5.  Section 4600 reads as follows:“In any proceeding where there is at issue the custody of a minor child, the court may, during the pendency of the proceeding or at any time thereafter, make such order for the custody of such child during his minority as may seem necessary or proper. If a child is of sufficient age and capacity to reason so as to form an intelligent preference as to custody, the court shall consider and give due weight to his wishes in making an award of custody or modification thereof. Custody should be awarded in the following order of preference:“(a) To either parent according to the best interests of the child.“(b) To the person or persons in whose home the child has been living in a wholesome and stable environment.“(c) To any other person or persons deemed by the court to be suitable and able to provide adequate and proper care and guidance for the child.“Before the court makes any order awarding custody to a person or persons other than a parent, without the consent of the parents, it shall make a finding that an award of custody to a parent would be detrimental to the child and the award to a nonparent is required to serve the best interests of the child. Allegations that parental custody would be detrimental to the child, other than a statement of that ultimate fact, shall not appear in the pleadings. The court may, in its discretion, exclude the public from the hearing on this issue.”
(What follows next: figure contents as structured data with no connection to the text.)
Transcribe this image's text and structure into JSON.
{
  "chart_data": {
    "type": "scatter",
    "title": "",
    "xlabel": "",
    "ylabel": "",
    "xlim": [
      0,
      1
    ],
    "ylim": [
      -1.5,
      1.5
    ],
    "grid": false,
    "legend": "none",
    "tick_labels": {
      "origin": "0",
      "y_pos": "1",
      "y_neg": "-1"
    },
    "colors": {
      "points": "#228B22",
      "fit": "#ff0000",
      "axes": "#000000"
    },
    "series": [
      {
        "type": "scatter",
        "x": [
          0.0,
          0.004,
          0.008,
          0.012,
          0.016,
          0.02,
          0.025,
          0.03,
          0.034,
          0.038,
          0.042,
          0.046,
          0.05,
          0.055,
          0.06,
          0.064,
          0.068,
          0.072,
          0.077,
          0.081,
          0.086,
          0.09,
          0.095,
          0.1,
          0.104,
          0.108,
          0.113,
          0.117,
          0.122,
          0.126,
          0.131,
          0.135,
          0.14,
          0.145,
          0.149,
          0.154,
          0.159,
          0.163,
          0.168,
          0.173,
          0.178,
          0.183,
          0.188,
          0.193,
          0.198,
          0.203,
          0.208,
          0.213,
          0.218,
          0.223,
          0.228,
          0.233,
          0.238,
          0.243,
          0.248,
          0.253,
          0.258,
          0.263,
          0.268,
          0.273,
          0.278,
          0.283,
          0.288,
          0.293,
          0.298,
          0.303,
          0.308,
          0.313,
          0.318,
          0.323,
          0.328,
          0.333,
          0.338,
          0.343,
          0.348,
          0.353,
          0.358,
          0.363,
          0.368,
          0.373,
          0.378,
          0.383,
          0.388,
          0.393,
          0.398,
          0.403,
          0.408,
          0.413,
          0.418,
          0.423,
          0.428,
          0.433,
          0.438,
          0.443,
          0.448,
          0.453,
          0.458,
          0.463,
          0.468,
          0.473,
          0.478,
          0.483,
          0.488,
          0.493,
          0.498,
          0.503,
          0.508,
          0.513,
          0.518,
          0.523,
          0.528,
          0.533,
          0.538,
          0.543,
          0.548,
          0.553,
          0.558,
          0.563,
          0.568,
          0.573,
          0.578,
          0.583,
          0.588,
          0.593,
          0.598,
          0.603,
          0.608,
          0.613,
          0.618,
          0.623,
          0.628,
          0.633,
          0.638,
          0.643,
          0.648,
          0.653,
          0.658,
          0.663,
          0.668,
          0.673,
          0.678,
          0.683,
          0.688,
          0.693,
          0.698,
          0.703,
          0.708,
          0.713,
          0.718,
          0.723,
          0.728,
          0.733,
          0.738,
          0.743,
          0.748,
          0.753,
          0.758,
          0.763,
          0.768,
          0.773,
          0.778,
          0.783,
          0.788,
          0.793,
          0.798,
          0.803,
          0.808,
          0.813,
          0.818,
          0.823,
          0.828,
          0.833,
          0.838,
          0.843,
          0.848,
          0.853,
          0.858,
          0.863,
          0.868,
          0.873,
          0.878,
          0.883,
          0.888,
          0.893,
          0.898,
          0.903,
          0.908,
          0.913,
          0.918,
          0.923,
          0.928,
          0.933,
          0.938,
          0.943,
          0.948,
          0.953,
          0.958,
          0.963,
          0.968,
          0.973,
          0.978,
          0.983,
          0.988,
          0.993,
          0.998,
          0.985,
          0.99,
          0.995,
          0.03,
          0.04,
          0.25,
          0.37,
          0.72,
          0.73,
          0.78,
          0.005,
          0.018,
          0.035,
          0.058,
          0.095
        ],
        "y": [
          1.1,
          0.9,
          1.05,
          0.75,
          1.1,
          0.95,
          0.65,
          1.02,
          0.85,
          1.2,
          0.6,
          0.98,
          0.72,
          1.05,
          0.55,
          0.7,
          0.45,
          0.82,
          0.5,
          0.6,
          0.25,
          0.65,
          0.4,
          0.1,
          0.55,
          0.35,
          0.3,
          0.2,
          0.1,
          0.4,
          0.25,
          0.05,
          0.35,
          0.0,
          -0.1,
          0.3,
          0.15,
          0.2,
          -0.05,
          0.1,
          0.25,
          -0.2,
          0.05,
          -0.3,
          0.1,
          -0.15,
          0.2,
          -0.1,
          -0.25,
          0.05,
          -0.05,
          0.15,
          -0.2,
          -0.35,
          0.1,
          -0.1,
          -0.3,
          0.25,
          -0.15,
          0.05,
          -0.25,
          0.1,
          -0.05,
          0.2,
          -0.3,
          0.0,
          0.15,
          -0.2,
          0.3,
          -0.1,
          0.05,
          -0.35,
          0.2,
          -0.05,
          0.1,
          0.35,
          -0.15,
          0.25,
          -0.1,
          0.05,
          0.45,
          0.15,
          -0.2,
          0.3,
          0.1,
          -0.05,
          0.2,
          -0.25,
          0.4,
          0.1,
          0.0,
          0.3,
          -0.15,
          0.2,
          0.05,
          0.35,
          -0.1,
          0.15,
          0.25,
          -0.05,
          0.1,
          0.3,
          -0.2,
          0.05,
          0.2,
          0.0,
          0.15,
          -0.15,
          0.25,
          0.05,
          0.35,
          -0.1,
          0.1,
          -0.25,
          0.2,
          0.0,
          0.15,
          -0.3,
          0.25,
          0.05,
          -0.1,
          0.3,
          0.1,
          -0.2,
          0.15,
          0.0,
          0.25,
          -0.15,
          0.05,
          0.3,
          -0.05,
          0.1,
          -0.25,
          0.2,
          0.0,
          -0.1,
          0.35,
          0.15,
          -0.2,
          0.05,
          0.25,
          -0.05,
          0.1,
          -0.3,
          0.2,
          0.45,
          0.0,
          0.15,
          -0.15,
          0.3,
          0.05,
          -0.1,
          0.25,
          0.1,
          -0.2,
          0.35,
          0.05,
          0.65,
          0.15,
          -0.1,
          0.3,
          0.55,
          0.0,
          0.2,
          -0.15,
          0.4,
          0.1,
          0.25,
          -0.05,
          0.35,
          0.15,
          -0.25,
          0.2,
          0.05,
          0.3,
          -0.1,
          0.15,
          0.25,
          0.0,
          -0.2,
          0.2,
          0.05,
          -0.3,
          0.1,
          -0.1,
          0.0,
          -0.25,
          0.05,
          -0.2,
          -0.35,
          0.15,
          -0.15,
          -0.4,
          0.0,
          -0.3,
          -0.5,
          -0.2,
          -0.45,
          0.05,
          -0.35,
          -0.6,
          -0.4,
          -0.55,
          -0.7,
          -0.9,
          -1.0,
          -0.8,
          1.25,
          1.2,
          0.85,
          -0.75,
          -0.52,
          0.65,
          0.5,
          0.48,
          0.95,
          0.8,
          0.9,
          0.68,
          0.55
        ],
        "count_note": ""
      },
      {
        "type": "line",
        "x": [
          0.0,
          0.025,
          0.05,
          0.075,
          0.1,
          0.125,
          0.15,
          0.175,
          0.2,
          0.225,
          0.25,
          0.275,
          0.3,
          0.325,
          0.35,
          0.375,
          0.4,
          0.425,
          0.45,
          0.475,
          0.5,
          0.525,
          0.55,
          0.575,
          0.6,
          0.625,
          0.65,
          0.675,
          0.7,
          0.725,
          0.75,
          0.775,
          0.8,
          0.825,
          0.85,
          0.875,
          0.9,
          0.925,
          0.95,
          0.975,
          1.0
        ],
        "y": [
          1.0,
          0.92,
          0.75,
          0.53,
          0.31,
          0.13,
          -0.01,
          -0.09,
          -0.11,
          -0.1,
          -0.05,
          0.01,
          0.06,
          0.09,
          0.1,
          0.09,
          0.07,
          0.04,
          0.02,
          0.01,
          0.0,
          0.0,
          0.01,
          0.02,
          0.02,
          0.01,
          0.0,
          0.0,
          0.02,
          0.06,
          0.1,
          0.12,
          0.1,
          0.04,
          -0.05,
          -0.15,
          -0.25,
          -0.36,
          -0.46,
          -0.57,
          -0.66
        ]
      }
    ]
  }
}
6.  Section 366 reads in pertinent part as follows:“Every hearing in which an order is made adjudging a minor a dependent child of the juvenile court pursuant to Section 300 and every subsequent hearing in which such an order is made, except a hearing at which the court orders the termination of its jurisdiction over such minor, shall be continued to a specific future date not more than one year after the date of such order. The continued hearing shall be placed on the appearance calendar and the probation officer shall make an investigation, file a supplemental report and make his recommendation for disposition. The court shall advise all persons present of the date of the future hearing and of their right to be present, to be represented by counsel and to show cause, if they have cause, why the jurisdiction of the court over the minor should be terminated. . . . ”

7.  Section 388 reads as follows:“Any parent or other person having an interest in a child who is a dependent child of the juvenile court or the child himself through a properly appointed guardian may, upon grounds of change of circumstance or new evidence, petition the court in the same action in which the child was found to be a dependent child of the juvenile court for a hearing to change, modify, or set aside any order of court previously made or to terminate the jurisdiction of the court. The petition shall be verified and, if made by a person other than the child, shall state the petitioner's relationship to or interest in the child and shall set forth in concise language any change of circumstance or new evidence which are alleged to require such change of order or termination of jurisdiction.If it appears that the best interests of the child may be promoted by the proposed change of order or termination of jurisdiction, the court shall order that a hearing be held and shall give prior notice, or cause prior notice to be given, to such persons and by such means as prescribed by Section 386, and, in such instances as the means of giving notice is not prescribed by such sections, then by such means as the court prescribes.“

STEPHENS, Associate Justice.

KAUS, P. J., and HASTINGS, J., concur.